Упал он ловко, ничего не поломал, не вывихнул, и сразу подскочил, и даже еще повернулся к Белке, чтобы забрать оставшиеся там при седле пистолеты. Но тут ему закричали стоять, он глянул — а к нему уже бежали, и он тогда тоже побежал. Но не к ним, конечно, а от них, по Петергофке. Они за ним еще немного пробежали и остановились, сержант скомандовал им заряжать. Иван бежал изо всех сил, чтобы успеть добежать до ближайших кустов…
Но не успел — они еще раз стрельнули. Правда, слава Богу, не попали, потому что взяли слишком в сторону и высоко. Сержант заругался на них, закричал, они стали опять заряжать, а Иван сбежал с дороги, а там по кустам до ельника и дальше побежал по ельнику, после пошел, после совсем остановился и прислушался. Было слышно, как шумят в полку, но это было слишком далеко, это Ивана пока не касалось, а тех, которые в него стреляли, слышно не было. Иван подумал и пошел обратно. Шел он осторожно, хоронясь, и так дошел почти что до самой дороги. И только там опять увидел тех солдат и того их сержанта, они стояли на своем прежнем месте, солдаты держали ружья наизготовку, а сержант прохаживался сбоку от них и что-то очень сердито им выговаривал. А дальше, в расположении измайловцев, продолжали радостно кричать и так же продолжалась музыка. Ждут командиров, подумал Иван. А о том, что будет там дальше, Иван думать не стал. Потому что чего там гадать, подумал он сердито, так здесь однажды уже было. Только тогда это было зимой, двадцать с лишним лет тому назад, тогда Елизавета Петровна со своими молодцами посреди ночи прибыла в санях в расположение Преображенского полка и тоже остановилась возле съезжей. Правда, там караульный был не подкупленный, как здесь, и поэтому он сразу начал бить тревогу. Ну да Елизавета Петровна, известное дело, чья дочь, не растерялась, и ножом как полоснет по барабану! Барабан затих — и началось! И после она двадцать лет была императрицей. А император Иоанн Антонович эти же двадцать лет просидел в Шлиссельбурге. И он будет и дальше там сидеть. А вот чего это Иван сейчас сидит и чего ждет?! Подумав так, Иван резко вскочил, его сразу заметили и закричали, сержант скомандовал — и они стрельнули! Но Иван уже опять бежал по ельнику.

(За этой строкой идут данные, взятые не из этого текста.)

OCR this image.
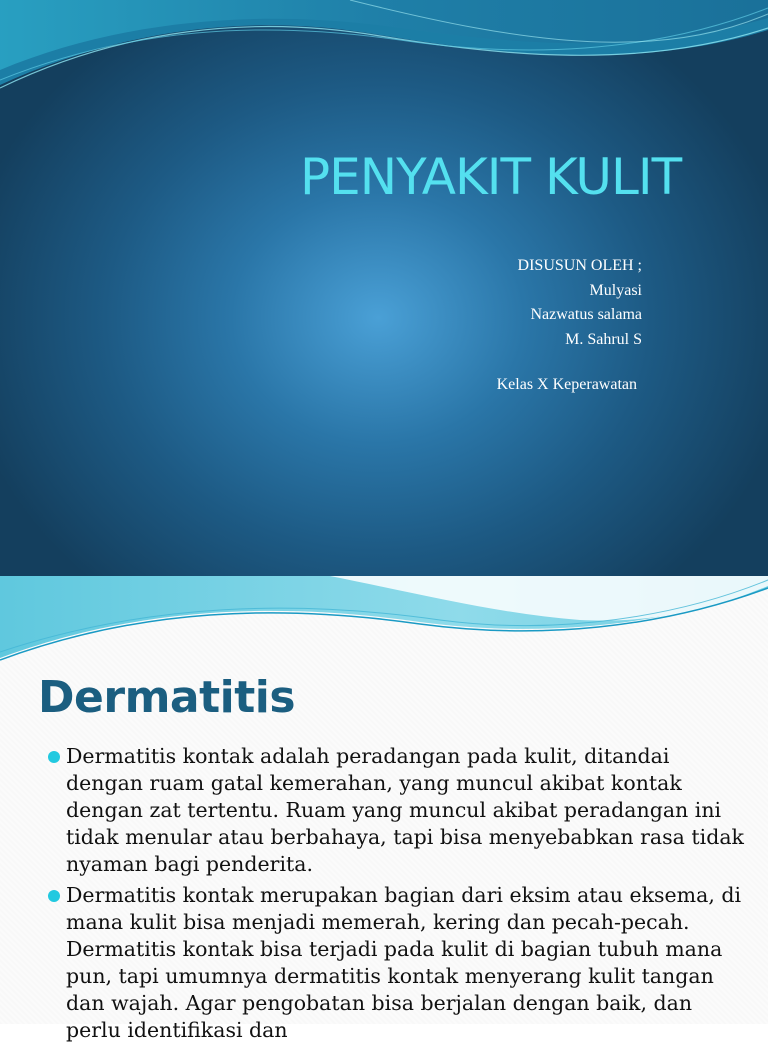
PENYAKIT KULIT
DISUSUN OLEH ;
Mulyasi
Nazwatus salama
M. Sahrul S
Kelas X Keperawatan
Dermatitis
Dermatitis kontak adalah peradangan pada kulit, ditandai dengan ruam gatal kemerahan, yang muncul akibat kontak dengan zat tertentu. Ruam yang muncul akibat peradangan ini tidak menular atau berbahaya, tapi bisa menyebabkan rasa tidak nyaman bagi penderita.
Dermatitis kontak merupakan bagian dari eksim atau eksema, di mana kulit bisa menjadi memerah, kering dan pecah-pecah. Dermatitis kontak bisa terjadi pada kulit di bagian tubuh mana pun, tapi umumnya dermatitis kontak menyerang kulit tangan dan wajah. Agar pengobatan bisa berjalan dengan baik, dan perlu identifikasi dan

И он бежал еще довольно долго, потом остановился и прислушался, ничего не услышал и сел прямо под дерево возле тропинки. На душе было очень противно. Провели его, опять думал Иван, как дурня. Царицу упустил, царского приказа не выполнил. Теперь царь спросит… Да при чем тут царь?! Может, по теперешним делам, так сложится, что он царя больше уже никогда не увидит, в сердцах думал Иван, поэтому что царь! А вот от себя куда денешься? И что теперь делать? Ведь не сидеть же так! Может, пока еще не поздно, нужно скакать обратно в Петергоф, нет, даже в Ораниенбаум, и докладывать царю, что, мол, так и так… А он скажет: а, Иван, я так и думал, что ты меня предашь — и вот и предал! И все вы здесь такие, все меня не любите и моей смерти ждете… И как туда скакать, на чем? И в Ораниенбауме ли царь? Может, он сейчас в Казанском ждет. И, может, это только одни измайловские против поднялись, а все остальные за него? А почему бы и нет! Да ведь если бы преображенцы тоже поднялись, то куда бы Орлов правил? К преображенцам, конечно, к своим, чтобы им была вся честь. А так преображенцы за царя. И семеновцы, и весь остальной гарнизон. Один Иван сидит в кустах! А если даже и не так, а, наоборот, только он один верен остался, ну и что?! Все равно чего сидеть? А нужно, думал Иван, быстро вставая, никогда ничего заранее вперед не загадывать, а убедиться своими глазами и ответить своей головой, если что.